Many businesses do not want the upfront costs associated with ripping out and replacing their existing infrastructure for IoT-enabled devices and so, adding an IoT layer to the equipment already in place offers an attractive alternative.

How can businesses implement this securely?

Take the cold chain in the food retail industry as an example.

The cost of replacing every in-store fridge, freezer or food delivery van is simply not of immediate appeal for a large retailer, though the addition of IoT technology can directly benefit its core business objectives of selling produce by improving food quality, reducing waste and, ultimately, delivering a better customer experience.

In addition, for the food retail industry and many others, the legacy infrastructure within organisations often has mounds of untapped data that can prove vital in ensuring IoT deployments meet these goals.

Security is a crucial consideration for businesses looking to adopt IoT technology.

Not only do they need to keep valuable data safe, but it is vital that all technology complies with increasingly stringent data protection regulations.

This is where a project incorporating legacy infrastructure can come up against a roadblock – that as non-connected devices, legacy infrastructure does not have the benefit of in-built security.

Not only can this pose a challenge for protecting the data generated by legacy machines, but once the devices are connected to the business’s main network, there is the risk of a potential breach to contend with. 

This is where edge computing comes in.

This refers to an architecture where data, rather than being hauled into the public internet and large corporate networks for analysis, is processed at its source at the edge of the network.

This improves security because connecting straight to the cloud can leave the infrastructure and the data it generates vulnerable.

This is an open invitation to cyber criminals to exploit company data, exposing not only those devices but the entire network to security risks such as Distributed Denial of Service (DDoS), man-in-the-middle attacks and hacking.  

Edge computing puts processing power at the source of IoT data, meaning that not only can data be analysed as soon as it is generated, but secured.

By having computing power at the edge, an IoT deployment can be designed with an inbuilt security layer.

As IoT deployments move into sectors where increasingly critical devices and data are being handled, it is vital that the data is protected.

For example, in healthcare, as medical equipment becomes IoT-enabled, there is no room for error.

Regardless of the device, there must be built-in edge computing capabilities that allow the device and the data it generates to be protected.
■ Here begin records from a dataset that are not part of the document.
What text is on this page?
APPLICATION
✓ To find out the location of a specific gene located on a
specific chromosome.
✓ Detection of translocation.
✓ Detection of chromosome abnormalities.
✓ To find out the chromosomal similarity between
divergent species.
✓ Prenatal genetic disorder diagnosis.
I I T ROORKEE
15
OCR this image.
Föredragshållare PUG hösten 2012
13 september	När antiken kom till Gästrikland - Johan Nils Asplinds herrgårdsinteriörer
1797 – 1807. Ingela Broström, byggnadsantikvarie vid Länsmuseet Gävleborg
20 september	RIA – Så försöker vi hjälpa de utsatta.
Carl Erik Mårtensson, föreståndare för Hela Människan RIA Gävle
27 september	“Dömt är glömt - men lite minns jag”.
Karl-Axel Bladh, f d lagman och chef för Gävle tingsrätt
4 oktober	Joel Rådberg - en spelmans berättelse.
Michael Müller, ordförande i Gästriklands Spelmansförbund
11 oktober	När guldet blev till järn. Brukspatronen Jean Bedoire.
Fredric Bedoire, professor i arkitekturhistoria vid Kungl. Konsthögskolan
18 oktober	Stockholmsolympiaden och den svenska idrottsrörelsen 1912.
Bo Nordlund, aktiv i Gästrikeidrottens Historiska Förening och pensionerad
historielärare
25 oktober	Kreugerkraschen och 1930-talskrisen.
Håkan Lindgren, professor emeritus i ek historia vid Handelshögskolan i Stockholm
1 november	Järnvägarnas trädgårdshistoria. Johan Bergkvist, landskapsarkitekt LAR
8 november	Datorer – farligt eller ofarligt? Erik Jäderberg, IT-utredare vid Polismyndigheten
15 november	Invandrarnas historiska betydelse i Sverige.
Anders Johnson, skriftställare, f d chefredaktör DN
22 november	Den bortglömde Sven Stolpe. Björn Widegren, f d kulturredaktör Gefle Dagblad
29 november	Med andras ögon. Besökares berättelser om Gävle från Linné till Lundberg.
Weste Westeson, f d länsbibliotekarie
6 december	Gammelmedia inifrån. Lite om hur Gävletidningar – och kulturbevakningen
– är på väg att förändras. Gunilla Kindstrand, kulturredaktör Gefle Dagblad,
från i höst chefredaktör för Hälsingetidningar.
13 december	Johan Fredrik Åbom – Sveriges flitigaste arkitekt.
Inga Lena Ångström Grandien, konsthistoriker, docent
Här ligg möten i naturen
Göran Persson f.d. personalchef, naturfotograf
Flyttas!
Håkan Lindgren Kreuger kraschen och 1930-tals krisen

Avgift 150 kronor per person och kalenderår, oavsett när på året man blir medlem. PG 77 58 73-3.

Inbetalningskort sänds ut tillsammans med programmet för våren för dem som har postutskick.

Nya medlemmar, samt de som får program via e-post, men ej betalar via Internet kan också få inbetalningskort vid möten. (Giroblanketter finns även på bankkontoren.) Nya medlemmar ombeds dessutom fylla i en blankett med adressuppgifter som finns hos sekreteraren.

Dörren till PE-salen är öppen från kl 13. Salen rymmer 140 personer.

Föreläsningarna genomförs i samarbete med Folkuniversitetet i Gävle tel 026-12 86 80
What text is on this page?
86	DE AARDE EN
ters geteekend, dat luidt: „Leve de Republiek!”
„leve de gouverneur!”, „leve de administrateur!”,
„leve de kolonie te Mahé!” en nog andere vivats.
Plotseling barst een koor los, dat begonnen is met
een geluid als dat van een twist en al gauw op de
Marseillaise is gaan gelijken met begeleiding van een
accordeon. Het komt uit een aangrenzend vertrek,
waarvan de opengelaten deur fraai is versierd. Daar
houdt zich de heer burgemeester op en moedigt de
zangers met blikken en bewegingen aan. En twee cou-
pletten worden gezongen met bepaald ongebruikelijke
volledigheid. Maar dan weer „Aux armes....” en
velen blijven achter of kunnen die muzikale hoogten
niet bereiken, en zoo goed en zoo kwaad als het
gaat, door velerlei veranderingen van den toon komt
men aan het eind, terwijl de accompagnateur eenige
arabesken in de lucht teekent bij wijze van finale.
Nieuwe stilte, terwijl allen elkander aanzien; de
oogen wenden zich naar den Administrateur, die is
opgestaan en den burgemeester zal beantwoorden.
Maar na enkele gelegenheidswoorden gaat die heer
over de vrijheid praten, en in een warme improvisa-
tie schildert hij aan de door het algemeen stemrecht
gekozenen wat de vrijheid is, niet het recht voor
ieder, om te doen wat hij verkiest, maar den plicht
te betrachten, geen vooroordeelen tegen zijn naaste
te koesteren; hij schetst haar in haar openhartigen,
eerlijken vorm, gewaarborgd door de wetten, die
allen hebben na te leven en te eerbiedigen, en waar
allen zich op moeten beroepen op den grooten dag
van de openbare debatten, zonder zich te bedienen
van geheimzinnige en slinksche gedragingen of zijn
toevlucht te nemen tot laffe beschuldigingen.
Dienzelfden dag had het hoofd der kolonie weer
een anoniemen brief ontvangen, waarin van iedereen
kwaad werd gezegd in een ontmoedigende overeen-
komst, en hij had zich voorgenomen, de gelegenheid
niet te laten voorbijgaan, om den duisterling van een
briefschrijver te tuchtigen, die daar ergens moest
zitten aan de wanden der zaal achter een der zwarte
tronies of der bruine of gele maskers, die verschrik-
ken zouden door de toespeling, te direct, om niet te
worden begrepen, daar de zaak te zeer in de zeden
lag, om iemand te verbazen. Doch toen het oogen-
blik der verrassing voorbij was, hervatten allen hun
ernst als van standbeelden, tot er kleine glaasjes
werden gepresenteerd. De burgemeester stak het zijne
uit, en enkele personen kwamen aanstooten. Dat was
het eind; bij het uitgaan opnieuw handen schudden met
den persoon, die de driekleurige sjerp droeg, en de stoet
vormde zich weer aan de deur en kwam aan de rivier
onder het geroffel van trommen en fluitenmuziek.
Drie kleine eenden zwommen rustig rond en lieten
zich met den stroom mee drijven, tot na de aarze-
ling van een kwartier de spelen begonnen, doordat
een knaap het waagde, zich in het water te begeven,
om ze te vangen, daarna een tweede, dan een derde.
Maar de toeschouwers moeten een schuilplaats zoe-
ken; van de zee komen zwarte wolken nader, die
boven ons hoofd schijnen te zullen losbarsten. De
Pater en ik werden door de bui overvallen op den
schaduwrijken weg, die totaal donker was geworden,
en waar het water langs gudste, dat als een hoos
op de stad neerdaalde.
As businesses undergo digital transformation, there is a careful balance to be struck between value, cost and security.

IoT has the potential to drive business value, and legacy infrastructure IoT solutions allow the benefits of the technology to be reaped without the cost of ownership.

The final piece of the puzzle has to be security.

For the majority of businesses, security has to be a number one priority and any IoT solution that does not account for security is simply not viable.

By adopting a solution with edge computing capabilities and baking in security from the get-go, businesses can move forward with innovative technologies without being hampered by security risks.